Happy day. The Korean version of Escape Everything! arrives in the post. It’s beautiful!
There’s some colour ink inside — purple — for headings, and some new ornaments in the shape of manacles and whatnot.
It’s also amusing to see snippets of original English amongst the Hangul text. It’s like when you listen to Gaelic radio and your ears prick up at something like, “Is toigh leam a bhith a ’seinn… Sega Megadrive.”
The English bits largely refer to people’s names and the titles of books and films so it builds up into a litany of cultural references. It also seems to include English concepts for which there is no Korean translation. An example that leaps off the page is “sexual opportunism.” They don’t know what they’re missing.
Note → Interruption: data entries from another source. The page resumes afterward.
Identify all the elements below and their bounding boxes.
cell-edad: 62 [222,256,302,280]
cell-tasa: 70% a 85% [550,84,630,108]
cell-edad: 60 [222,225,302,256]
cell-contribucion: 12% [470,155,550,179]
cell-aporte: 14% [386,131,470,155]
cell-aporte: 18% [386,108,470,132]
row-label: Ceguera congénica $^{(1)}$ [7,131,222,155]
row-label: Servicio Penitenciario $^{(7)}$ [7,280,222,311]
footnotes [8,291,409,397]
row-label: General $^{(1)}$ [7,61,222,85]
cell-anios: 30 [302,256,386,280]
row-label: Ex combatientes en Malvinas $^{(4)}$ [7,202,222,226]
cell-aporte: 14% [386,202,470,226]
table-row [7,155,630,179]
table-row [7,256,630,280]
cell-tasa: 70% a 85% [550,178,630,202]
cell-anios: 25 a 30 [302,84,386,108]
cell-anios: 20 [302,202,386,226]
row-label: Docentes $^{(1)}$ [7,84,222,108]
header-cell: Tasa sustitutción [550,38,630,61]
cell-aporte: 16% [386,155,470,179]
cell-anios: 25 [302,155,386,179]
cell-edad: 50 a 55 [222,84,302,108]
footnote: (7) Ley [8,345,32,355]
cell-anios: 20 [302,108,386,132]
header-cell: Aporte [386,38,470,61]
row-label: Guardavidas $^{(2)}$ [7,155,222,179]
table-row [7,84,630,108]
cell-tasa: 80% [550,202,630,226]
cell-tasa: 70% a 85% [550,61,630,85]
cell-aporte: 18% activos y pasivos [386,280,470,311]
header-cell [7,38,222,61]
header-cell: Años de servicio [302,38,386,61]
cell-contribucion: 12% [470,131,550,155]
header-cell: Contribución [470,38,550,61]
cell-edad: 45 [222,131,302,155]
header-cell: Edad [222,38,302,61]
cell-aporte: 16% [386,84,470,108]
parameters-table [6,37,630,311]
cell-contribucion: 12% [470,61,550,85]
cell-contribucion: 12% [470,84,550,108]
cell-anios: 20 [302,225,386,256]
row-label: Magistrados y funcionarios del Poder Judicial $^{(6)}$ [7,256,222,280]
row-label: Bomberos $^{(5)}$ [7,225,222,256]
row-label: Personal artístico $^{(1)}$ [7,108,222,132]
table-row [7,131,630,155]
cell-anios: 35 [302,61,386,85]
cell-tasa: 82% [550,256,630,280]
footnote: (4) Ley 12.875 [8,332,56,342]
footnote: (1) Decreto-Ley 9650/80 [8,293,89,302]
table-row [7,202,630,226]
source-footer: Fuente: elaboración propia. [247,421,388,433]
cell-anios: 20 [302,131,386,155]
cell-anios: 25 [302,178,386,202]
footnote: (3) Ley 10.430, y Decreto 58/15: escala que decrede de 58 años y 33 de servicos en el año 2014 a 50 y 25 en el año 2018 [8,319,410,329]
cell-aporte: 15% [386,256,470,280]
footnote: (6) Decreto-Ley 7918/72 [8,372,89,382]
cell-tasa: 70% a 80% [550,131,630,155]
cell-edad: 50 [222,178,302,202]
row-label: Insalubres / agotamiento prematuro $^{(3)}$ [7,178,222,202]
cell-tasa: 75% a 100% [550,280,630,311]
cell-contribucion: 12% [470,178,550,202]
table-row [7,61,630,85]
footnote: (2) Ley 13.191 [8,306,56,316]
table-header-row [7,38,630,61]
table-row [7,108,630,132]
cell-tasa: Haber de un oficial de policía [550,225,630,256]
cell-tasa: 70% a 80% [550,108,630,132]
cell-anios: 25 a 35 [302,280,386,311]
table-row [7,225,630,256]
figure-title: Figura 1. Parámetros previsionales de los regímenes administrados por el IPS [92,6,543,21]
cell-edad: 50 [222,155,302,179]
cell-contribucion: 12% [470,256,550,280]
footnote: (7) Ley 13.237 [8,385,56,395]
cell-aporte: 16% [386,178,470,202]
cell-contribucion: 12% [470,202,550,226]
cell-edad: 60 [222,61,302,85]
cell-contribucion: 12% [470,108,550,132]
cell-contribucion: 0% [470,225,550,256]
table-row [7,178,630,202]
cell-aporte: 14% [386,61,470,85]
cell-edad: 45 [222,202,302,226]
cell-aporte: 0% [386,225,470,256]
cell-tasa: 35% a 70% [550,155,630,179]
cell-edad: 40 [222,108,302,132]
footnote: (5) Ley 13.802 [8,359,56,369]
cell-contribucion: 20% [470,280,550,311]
There’s often an asterisk next to a name or title to explain the context to the Korean reader: what The Inbetweeners is and who Mark E. Smith and Giant Haystacks might be. Those without an asterisk include Tom Waits, Jim Jarmusch and Donald Trump.
(I wish I hadn’t mentioned Trump in my book, by the way, but I wrote it before his presidency if you can imagine such a time, and I only cited him as an example of a celebrity dirtbag.)
Anyway. Yes. I am rather beside myself today — as an egomaniac but also as a bibliophile. I didn’t know the book would be treated so nicely. A wonderful surprise.
Why is Giant Haystacks name a plural? If he resembled anything at all, it was a singular giant haystack.